Black students made up 11.3% of first-year medical students in 2021, up from 9.5% in 2020, according to the AAMC. Of particular note are the increases among Black men; after decades of stagnation, first-year students from this group increased by 20.8%.
Hispanic students represented 12.7% of matriculants, up from 12% in 2020. Native Americans or Alaska Native first-year students, however, declined by 8.5%, to 227, making up only 1% of matriculants.
But these students must eventually find a residency. There were 149,200 active residents and fellows in training during the 2020–2021 academic year, which was 2.9% more than the previous year, according to the Accreditation Council for Graduate Medical Education.

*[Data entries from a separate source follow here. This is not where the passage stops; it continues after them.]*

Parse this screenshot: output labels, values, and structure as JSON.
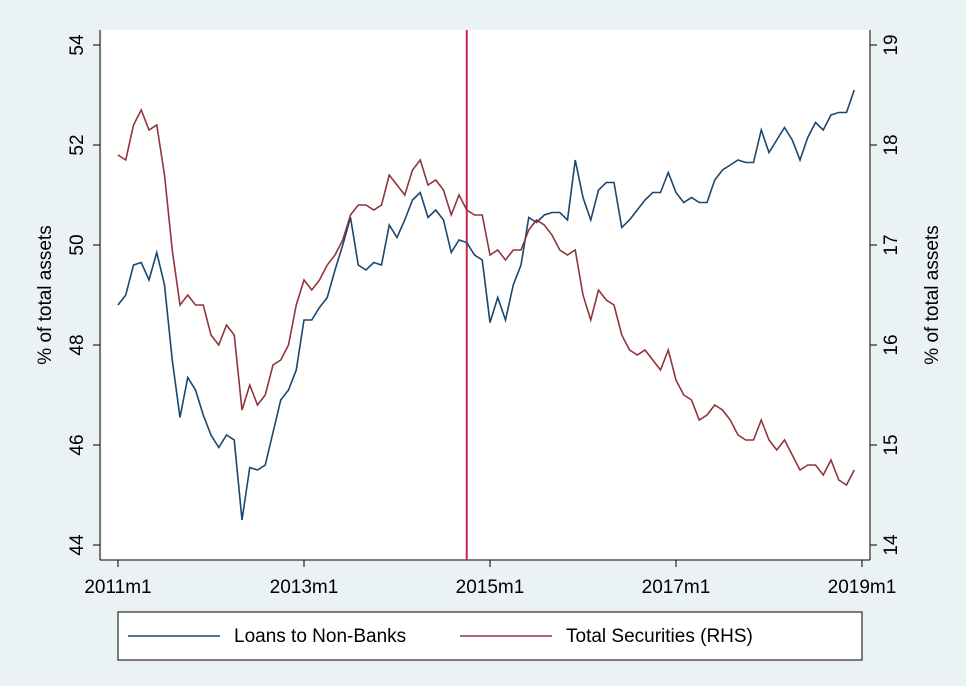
{
  "chart_data": {
    "type": "line",
    "x": [
      612,
      613,
      614,
      615,
      616,
      617,
      618,
      619,
      620,
      621,
      622,
      623,
      624,
      625,
      626,
      627,
      628,
      629,
      630,
      631,
      632,
      633,
      634,
      635,
      636,
      637,
      638,
      639,
      640,
      641,
      642,
      643,
      644,
      645,
      646,
      647,
      648,
      649,
      650,
      651,
      652,
      653,
      654,
      655,
      656,
      657,
      658,
      659,
      660,
      661,
      662,
      663,
      664,
      665,
      666,
      667,
      668,
      669,
      670,
      671,
      672,
      673,
      674,
      675,
      676,
      677,
      678,
      679,
      680,
      681,
      682,
      683,
      684,
      685,
      686,
      687,
      688,
      689,
      690,
      691,
      692,
      693,
      694,
      695,
      696,
      697,
      698,
      699,
      700,
      701,
      702,
      703,
      704,
      705,
      706,
      707
    ],
    "xlim": [
      610,
      709
    ],
    "xticks": [
      {
        "value": 612,
        "label": "2011m1"
      },
      {
        "value": 636,
        "label": "2013m1"
      },
      {
        "value": 660,
        "label": "2015m1"
      },
      {
        "value": 684,
        "label": "2017m1"
      },
      {
        "value": 708,
        "label": "2019m1"
      }
    ],
    "ylim": [
      43.7,
      54.3
    ],
    "yticks": [
      44,
      46,
      48,
      50,
      52,
      54
    ],
    "y2lim": [
      13.85,
      19.15
    ],
    "y2ticks": [
      14,
      15,
      16,
      17,
      18,
      19
    ],
    "ylabel": "% of total assets",
    "y2label": "% of total assets",
    "vline": 657,
    "vline_color": "#c8284e",
    "series": [
      {
        "name": "Loans to Non-Banks",
        "color": "#1a476f",
        "values": [
          48.8,
          49.0,
          49.6,
          49.65,
          49.3,
          49.85,
          49.2,
          47.7,
          46.55,
          47.35,
          47.1,
          46.6,
          46.2,
          45.95,
          46.2,
          46.1,
          44.5,
          45.55,
          45.5,
          45.6,
          46.25,
          46.9,
          47.1,
          47.5,
          48.5,
          48.5,
          48.75,
          48.95,
          49.5,
          50.0,
          50.55,
          49.6,
          49.5,
          49.65,
          49.6,
          50.4,
          50.15,
          50.5,
          50.9,
          51.05,
          50.55,
          50.7,
          50.5,
          49.85,
          50.1,
          50.05,
          49.8,
          49.7,
          48.45,
          48.95,
          48.5,
          49.2,
          49.6,
          50.55,
          50.45,
          50.6,
          50.65,
          50.65,
          50.5,
          51.7,
          50.95,
          50.5,
          51.1,
          51.25,
          51.25,
          50.35,
          50.5,
          50.7,
          50.9,
          51.05,
          51.05,
          51.45,
          51.05,
          50.85,
          50.95,
          50.85,
          50.85,
          51.3,
          51.5,
          51.6,
          51.7,
          51.65,
          51.65,
          52.3,
          51.85,
          52.1,
          52.35,
          52.1,
          51.7,
          52.15,
          52.45,
          52.3,
          52.6,
          52.65,
          52.65,
          53.1
        ]
      },
      {
        "name": "Total Securities (RHS)",
        "color": "#90353b",
        "axis": "y2",
        "values": [
          17.9,
          17.85,
          18.2,
          18.35,
          18.15,
          18.2,
          17.7,
          16.95,
          16.4,
          16.5,
          16.4,
          16.4,
          16.1,
          16.0,
          16.2,
          16.1,
          15.35,
          15.6,
          15.4,
          15.5,
          15.8,
          15.85,
          16.0,
          16.4,
          16.65,
          16.55,
          16.65,
          16.8,
          16.9,
          17.05,
          17.3,
          17.4,
          17.4,
          17.35,
          17.4,
          17.7,
          17.6,
          17.5,
          17.75,
          17.85,
          17.6,
          17.65,
          17.55,
          17.3,
          17.5,
          17.35,
          17.3,
          17.3,
          16.9,
          16.95,
          16.85,
          16.95,
          16.95,
          17.15,
          17.25,
          17.2,
          17.1,
          16.95,
          16.9,
          16.95,
          16.5,
          16.25,
          16.55,
          16.45,
          16.4,
          16.1,
          15.95,
          15.9,
          15.95,
          15.85,
          15.75,
          15.95,
          15.65,
          15.5,
          15.45,
          15.25,
          15.3,
          15.4,
          15.35,
          15.25,
          15.1,
          15.05,
          15.05,
          15.25,
          15.05,
          14.95,
          15.05,
          14.9,
          14.75,
          14.8,
          14.8,
          14.7,
          14.85,
          14.65,
          14.6,
          14.75
        ]
      }
    ]
  }
}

But the number of Medicare-funded residency positions in which new doctors can train has been flat since the Balanced Budget Act of 1997 capped the number of positions within existing programs. Despite demand, growth has crept forward at rates below 3%. Limited growth has come from federal funding of programs at new teaching hospitals and the Teaching Health Center GME program created by the Affordable Care Act. Additional support has come from states and individual hospitals.
In addition, funding for 1,000 new Medicare-supported GME slots was included in the $2.3 trillion Consolidated Appropriations Act of 2021.
The AMA and AAMC are members of the Graduate Medical Education Coalition that supports the bipartisan “Resident Physician Shortage Reduction Act of 2021” (PDF), which would gradually provide 14,000 new Medicare-supported GME positions. The AMA’s SaveGME.org website explains how GME funding helps resident physicians provide care to patients underserved by the health system, advance clinical research and create the future of medicine.